Configuration Notes:

  • deploy_ingress_controller=off: Use this if you already have an ingress controller (NGINX, Traefik, HAProxy, etc.)
  • deploy_ingress_controller=on: Automation will deploy NGINX ingress controller with NodePort access
  • Ensure your DNS cluster_url resolves to your ingress controller's external endpoint
  • Cluster configurations(cluster_url, cert_file and key_file) are mandatory for deployment to work.
  • If using existing ingress controller, ensure it's accessible externally

Important: Ensure at least one StorageClass exists in the cluster; if none exist, PVCs will remain unbound and the application may fail to start.

Troubleshooting

Common Issues

Issue Solution
kubeconfig not found Use absolute path: /home/user/kubeconfig
Connection failed Check network/VPN, verify API server endpoint
Permission denied Ensure kubeconfig has cluster-admin role
Model deployment stuck Verify HuggingFace token and cluster resources
Ingress conflicts Set deploy_ingress_controller=off inference config to use existing ingress controller
Proxy issues Configure proxy settings in inference-config.cfg.
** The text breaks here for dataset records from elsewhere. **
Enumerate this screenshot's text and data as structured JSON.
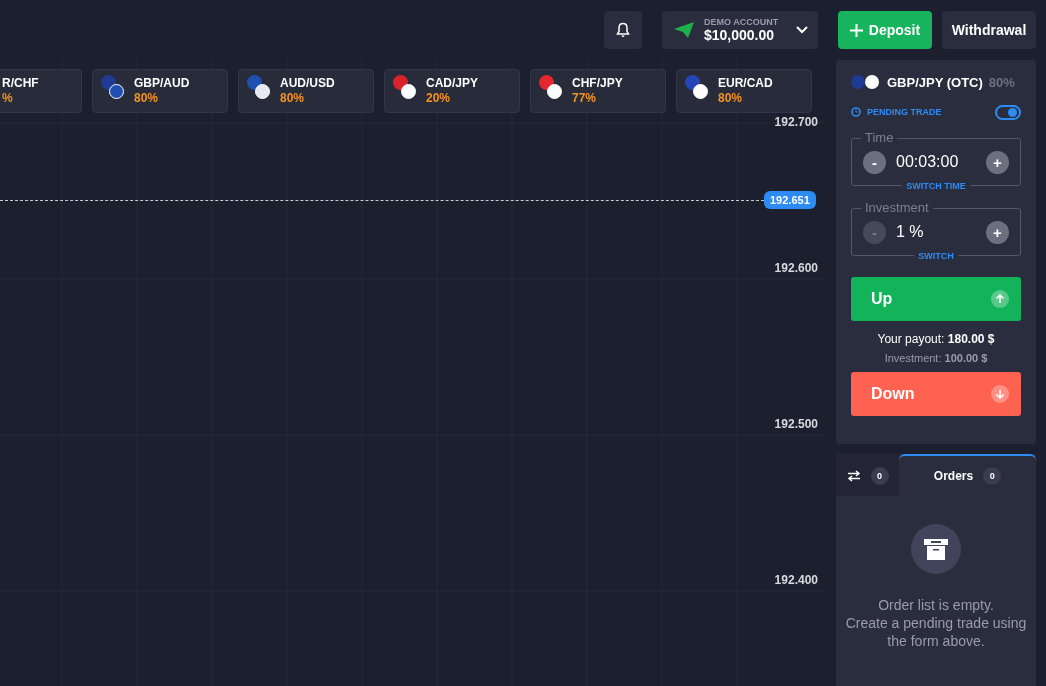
{
  "header": {
    "account": {
      "label": "DEMO ACCOUNT",
      "balance": "$10,000.00"
    },
    "deposit": "Deposit",
    "withdrawal": "Withdrawal"
  },
  "assets": [
    {
      "pair": "R/CHF",
      "payout": "%",
      "partial": true
    },
    {
      "pair": "GBP/AUD",
      "payout": "80%",
      "partial": false,
      "flags": [
        {
          "color": "#1f3a93"
        },
        {
          "color": "#1f4fb0"
        }
      ]
    },
    {
      "pair": "AUD/USD",
      "payout": "80%",
      "partial": false,
      "flags": [
        {
          "color": "#1f4fb0"
        },
        {
          "color": "#e8e8f0"
        }
      ]
    },
    {
      "pair": "CAD/JPY",
      "payout": "20%",
      "partial": false,
      "flags": [
        {
          "color": "#d8232a"
        },
        {
          "color": "#ffffff"
        }
      ]
    },
    {
      "pair": "CHF/JPY",
      "payout": "77%",
      "partial": false,
      "flags": [
        {
          "color": "#e3262f"
        },
        {
          "color": "#ffffff"
        }
      ]
    },
    {
      "pair": "EUR/CAD",
      "payout": "80%",
      "partial": false,
      "flags": [
        {
          "color": "#2446b8"
        },
        {
          "color": "#ffffff"
        }
      ]
    }
  ],
  "chart": {
    "price_labels": [
      "192.700",
      "192.600",
      "192.500",
      "192.400"
    ],
    "current_price": "192.651"
  },
  "trade": {
    "pair": "GBP/JPY (OTC)",
    "payout": "80%",
    "pending_label": "PENDING TRADE",
    "pending_on": true,
    "fields": [
      {
        "legend": "Time",
        "value": "00:03:00",
        "minus": "-",
        "plus": "+",
        "switch": "SWITCH TIME",
        "minus_disabled": false
      },
      {
        "legend": "Investment",
        "value": "1 %",
        "minus": "-",
        "plus": "+",
        "switch": "SWITCH",
        "minus_disabled": true
      }
    ],
    "up": "Up",
    "payout_line": "Your payout: **180.00 $**",
    "investment_line": "Investment: **100.00 $**",
    "down": "Down"
  },
  "orders": {
    "tabs": [
      {
        "kind": "icon",
        "count": "0",
        "selected": false
      },
      {
        "kind": "text",
        "label": "Orders",
        "count": "0",
        "selected": true
      }
    ],
    "empty_title": "Order list is empty.",
    "empty_text": "Create a pending trade using the form above."
  }
}
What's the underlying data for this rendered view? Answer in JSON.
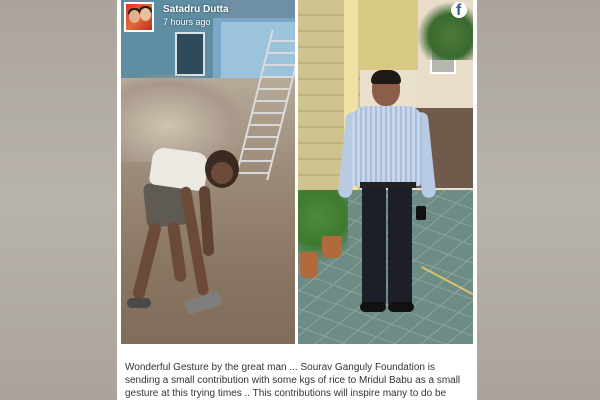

See Running behind a corporate proxy

Known Limitations

  • Only tested on Vanilla Kubernetes( v1.31.4), Amazon EKS(v1.33), and Red Hat OpenShift clusters(v4.19.13).
  • Requires cluster-admin permissions for deployment.
  • No automated rollback for failed deployments; manual intervention may be required.
  • PVCs require at least one available StorageClass; unbound PVCs will cause failures.

Note: Any required modifications may be made to ensure our application is compatible with the target brownfield Kubernetes cluster and the solution documentation may be updated accordingly.